Yoho National Park Travel Guide
Yoho, a Cree word of amazement, is a fitting name for this 131,300-hectare (324,450-acre) national park in British Columbia on the western slopes of the Canadian Rockies. The TransCanada Highway bisects the park on its run between Lake Louise (Alberta) and Golden (British Columbia). Banff National Park borders Yoho to the east, while Kootenay National Park lies immediately to the south. Yoho is the smallest of the four contiguous Canadian Rockies national parks, but its wild and rugged landscape holds spectacular waterfalls, extensive ice fields, a lake to rival those in Banff, and one of the world’s most intriguing fossil beds. In addition, you’ll find some of the finest hiking in all of Canada on the park’s 300-kilometre (186-mile) trail system.
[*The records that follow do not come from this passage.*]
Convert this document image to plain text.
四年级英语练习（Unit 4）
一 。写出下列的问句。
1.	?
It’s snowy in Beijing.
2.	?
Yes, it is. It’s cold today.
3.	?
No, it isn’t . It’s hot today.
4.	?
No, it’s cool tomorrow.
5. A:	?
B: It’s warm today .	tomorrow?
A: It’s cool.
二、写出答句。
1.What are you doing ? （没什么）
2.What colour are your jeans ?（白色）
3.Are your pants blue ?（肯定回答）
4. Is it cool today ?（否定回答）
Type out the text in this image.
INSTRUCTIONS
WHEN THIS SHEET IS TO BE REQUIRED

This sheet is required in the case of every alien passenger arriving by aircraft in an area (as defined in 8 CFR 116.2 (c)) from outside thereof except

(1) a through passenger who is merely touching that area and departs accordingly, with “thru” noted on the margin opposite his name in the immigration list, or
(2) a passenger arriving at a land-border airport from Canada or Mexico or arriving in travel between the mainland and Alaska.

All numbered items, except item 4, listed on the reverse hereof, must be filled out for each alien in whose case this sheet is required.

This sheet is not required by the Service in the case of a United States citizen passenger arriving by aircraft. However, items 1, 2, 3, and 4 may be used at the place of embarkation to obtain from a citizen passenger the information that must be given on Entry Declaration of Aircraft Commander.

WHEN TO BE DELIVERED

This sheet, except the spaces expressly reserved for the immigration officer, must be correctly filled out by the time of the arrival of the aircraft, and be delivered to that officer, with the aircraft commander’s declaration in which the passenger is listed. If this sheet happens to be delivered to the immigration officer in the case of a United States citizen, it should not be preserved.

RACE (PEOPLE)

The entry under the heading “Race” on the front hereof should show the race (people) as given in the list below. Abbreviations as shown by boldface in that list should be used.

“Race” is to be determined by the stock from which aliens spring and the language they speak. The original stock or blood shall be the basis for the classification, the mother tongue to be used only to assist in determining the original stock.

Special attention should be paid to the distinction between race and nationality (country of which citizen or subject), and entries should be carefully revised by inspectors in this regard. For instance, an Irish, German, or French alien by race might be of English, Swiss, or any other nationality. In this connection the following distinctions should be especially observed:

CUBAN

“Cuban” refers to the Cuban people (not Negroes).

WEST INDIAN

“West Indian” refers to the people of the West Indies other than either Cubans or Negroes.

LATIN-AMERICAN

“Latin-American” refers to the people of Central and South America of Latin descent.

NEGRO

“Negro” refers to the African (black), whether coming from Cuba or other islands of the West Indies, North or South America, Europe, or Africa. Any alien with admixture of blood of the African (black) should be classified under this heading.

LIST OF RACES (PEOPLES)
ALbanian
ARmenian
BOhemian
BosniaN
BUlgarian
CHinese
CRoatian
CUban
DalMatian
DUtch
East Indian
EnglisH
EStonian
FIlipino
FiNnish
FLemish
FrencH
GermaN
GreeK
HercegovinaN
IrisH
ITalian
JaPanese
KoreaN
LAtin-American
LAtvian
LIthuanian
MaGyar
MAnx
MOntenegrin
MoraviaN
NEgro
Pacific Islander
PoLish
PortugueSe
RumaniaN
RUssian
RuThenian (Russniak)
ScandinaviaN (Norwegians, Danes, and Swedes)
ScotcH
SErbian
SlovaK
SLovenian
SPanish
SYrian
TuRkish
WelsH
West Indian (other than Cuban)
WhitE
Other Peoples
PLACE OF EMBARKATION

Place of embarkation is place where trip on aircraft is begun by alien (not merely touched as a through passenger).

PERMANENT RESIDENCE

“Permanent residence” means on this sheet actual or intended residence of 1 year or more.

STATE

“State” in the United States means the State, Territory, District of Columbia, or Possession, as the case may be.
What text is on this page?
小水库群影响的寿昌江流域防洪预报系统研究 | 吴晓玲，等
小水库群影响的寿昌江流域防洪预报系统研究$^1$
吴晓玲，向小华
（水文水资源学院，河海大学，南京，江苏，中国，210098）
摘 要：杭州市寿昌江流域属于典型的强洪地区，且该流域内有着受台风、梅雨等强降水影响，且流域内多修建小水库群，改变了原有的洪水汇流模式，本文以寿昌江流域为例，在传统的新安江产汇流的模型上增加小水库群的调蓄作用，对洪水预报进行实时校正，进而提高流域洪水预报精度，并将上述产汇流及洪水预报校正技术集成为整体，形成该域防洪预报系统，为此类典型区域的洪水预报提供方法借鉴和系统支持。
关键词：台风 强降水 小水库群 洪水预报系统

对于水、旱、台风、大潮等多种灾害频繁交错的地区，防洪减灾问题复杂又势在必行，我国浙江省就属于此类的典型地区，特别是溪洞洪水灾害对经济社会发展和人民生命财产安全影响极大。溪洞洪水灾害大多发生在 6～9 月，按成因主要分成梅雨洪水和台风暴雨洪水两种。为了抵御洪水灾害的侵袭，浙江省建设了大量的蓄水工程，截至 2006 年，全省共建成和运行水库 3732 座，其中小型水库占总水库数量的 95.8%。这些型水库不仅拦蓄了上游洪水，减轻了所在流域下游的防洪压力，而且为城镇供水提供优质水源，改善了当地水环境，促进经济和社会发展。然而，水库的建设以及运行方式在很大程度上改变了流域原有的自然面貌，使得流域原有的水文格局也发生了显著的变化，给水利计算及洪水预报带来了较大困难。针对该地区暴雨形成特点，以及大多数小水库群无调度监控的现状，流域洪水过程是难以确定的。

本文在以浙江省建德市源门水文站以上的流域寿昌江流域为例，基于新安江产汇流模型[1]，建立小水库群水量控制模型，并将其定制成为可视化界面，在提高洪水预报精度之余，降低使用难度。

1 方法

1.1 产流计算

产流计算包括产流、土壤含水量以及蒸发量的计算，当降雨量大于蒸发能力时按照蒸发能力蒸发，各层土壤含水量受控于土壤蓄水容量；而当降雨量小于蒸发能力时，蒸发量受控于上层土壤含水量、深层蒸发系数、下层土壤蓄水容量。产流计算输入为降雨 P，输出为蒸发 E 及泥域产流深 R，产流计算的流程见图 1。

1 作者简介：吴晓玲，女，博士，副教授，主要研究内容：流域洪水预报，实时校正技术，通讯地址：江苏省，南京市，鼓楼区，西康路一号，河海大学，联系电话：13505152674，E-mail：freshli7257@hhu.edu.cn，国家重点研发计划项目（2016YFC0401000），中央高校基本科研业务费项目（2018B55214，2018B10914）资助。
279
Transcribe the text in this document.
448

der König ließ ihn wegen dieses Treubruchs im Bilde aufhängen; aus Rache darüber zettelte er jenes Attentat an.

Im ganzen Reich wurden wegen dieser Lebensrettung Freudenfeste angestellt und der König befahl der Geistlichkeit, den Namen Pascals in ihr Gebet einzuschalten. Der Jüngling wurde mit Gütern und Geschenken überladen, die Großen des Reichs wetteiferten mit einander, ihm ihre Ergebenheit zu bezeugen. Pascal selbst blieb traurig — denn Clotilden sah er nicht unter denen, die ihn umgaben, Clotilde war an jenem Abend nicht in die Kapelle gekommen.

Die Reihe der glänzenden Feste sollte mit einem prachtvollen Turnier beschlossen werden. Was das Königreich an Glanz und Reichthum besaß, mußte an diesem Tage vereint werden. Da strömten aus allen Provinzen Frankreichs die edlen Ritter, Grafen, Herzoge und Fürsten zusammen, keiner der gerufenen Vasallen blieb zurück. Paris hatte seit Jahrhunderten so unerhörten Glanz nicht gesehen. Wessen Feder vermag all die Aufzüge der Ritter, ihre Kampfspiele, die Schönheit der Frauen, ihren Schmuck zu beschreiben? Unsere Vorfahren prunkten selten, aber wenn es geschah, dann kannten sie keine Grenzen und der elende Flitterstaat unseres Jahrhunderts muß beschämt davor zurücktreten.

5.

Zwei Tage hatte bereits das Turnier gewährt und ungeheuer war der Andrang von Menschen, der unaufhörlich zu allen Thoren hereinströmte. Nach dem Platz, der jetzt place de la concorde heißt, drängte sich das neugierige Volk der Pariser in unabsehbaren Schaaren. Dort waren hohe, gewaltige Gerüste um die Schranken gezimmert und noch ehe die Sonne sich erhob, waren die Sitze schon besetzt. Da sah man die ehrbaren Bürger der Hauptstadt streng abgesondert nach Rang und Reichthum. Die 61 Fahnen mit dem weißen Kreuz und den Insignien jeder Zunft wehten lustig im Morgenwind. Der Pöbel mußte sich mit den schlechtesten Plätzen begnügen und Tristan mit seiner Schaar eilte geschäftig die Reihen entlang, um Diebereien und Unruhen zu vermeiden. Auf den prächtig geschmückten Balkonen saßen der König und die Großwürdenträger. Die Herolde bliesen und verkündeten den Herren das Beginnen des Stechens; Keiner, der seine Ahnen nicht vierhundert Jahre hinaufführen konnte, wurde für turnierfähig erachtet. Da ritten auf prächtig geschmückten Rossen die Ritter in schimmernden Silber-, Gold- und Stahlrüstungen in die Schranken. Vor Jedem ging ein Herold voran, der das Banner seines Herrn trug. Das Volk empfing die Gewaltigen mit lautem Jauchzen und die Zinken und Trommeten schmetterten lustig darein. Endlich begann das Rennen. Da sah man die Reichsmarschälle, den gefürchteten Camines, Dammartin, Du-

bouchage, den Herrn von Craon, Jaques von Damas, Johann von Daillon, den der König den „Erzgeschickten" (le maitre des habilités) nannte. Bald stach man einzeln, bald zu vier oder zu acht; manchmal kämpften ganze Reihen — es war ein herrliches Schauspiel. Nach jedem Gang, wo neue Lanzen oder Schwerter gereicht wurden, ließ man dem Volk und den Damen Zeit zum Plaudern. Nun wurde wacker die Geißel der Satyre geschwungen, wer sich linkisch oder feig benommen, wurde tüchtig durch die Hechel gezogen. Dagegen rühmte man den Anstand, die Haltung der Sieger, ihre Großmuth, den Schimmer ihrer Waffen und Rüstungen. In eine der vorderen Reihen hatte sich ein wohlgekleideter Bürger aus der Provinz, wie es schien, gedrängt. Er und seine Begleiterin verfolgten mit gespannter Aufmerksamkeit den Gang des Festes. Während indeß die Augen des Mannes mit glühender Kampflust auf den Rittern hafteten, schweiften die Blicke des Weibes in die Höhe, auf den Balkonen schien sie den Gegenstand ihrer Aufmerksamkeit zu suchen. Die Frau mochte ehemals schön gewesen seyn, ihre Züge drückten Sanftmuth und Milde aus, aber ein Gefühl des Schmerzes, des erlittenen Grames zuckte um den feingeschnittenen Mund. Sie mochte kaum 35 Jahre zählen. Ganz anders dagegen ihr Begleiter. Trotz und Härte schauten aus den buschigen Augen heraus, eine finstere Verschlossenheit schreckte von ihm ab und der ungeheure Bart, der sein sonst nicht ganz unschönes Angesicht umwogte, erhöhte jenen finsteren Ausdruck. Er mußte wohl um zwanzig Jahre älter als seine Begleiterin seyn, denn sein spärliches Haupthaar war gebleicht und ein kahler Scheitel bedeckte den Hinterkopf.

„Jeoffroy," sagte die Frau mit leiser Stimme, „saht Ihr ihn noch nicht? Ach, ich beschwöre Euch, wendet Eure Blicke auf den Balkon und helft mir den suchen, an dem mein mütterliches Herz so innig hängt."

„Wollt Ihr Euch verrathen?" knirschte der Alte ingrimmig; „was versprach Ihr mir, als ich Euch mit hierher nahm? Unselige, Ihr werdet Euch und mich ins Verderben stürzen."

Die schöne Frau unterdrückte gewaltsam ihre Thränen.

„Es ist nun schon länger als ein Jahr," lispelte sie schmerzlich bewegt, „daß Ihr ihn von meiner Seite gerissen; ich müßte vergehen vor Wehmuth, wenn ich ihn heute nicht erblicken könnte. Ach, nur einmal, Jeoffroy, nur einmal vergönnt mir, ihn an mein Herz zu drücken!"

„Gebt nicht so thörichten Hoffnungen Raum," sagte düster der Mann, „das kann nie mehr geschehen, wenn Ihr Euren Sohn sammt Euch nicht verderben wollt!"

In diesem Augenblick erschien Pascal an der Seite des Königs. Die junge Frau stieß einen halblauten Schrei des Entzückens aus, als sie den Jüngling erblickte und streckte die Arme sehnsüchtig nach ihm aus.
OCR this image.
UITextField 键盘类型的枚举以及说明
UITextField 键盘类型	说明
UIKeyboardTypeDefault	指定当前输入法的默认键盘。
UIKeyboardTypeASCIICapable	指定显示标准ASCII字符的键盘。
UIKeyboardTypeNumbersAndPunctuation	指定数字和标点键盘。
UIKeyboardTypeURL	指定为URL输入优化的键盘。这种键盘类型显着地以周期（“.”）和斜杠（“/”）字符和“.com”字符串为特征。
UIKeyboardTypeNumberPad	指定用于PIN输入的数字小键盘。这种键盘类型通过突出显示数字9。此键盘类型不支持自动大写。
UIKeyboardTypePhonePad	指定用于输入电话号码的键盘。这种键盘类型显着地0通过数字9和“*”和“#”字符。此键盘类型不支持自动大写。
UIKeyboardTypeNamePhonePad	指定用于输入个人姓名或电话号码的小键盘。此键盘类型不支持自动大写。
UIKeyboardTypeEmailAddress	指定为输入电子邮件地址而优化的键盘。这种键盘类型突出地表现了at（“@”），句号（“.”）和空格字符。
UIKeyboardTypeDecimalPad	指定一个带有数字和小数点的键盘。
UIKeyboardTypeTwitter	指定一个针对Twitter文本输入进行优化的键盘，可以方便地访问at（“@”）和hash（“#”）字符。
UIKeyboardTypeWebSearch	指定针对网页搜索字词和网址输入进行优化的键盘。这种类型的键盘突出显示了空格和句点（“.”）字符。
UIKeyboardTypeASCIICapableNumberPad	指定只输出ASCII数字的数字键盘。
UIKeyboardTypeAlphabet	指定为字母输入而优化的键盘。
Within the park are four lodges, four campgrounds, and the small railway town of Field, where you’ll find basic services. The park is open year-round, although road conditions in winter can be treacherous, and occasional closures occur on Kicking Horse Pass. The road out to Takakkaw Falls is closed through winter, and it often doesn’t reopen until mid-June.
Planning Your Time
Yoho National Park is a gem of a destination, well worth visiting even for just a day. If you do make the park a day trip from Banff, you’ll have enough time to drive to Takakkaw Falls, hike the loop trail around Emerald Lake, and enjoy lunch in between at one of the restaurants I recommend. Organized tours from Banff and Lake Louise follow a similar itinerary–a good option if you don’t have a vehicle (children will love being on the bus as it negotiates the road to Takakkaw Falls). The highlight of a visit to Yoho is Lake O’Hara, one of the most special places in the Canadian Rockies. Unlike at the region’s other famous lakes, you can’t simply drive up to O’Hara. Instead, you must make advance reservations for a shuttle bus that trundles up a restricted-access road to the lake.
Yoho Valley: This valley doesn’t become snow free until June, but when it does, the access road passes natural wonders such as Takakkaw Falls and opens up excellent hiking.
Emerald Lake: At the end of this scenic drive, you can hike, canoe, fish, or simply soak up the mountain scenery.
Lake O’Hara: Quite simply, magical. Access is limited by a quota system, so take heed of the reservation information and be prepared for a day of hiking you will always remember.
Burgess Shale: The hiking is strenuous along a restricted-access trail, but because this is one of the world’s most important paleontological sites, the trek is a once-in-a-lifetime experience.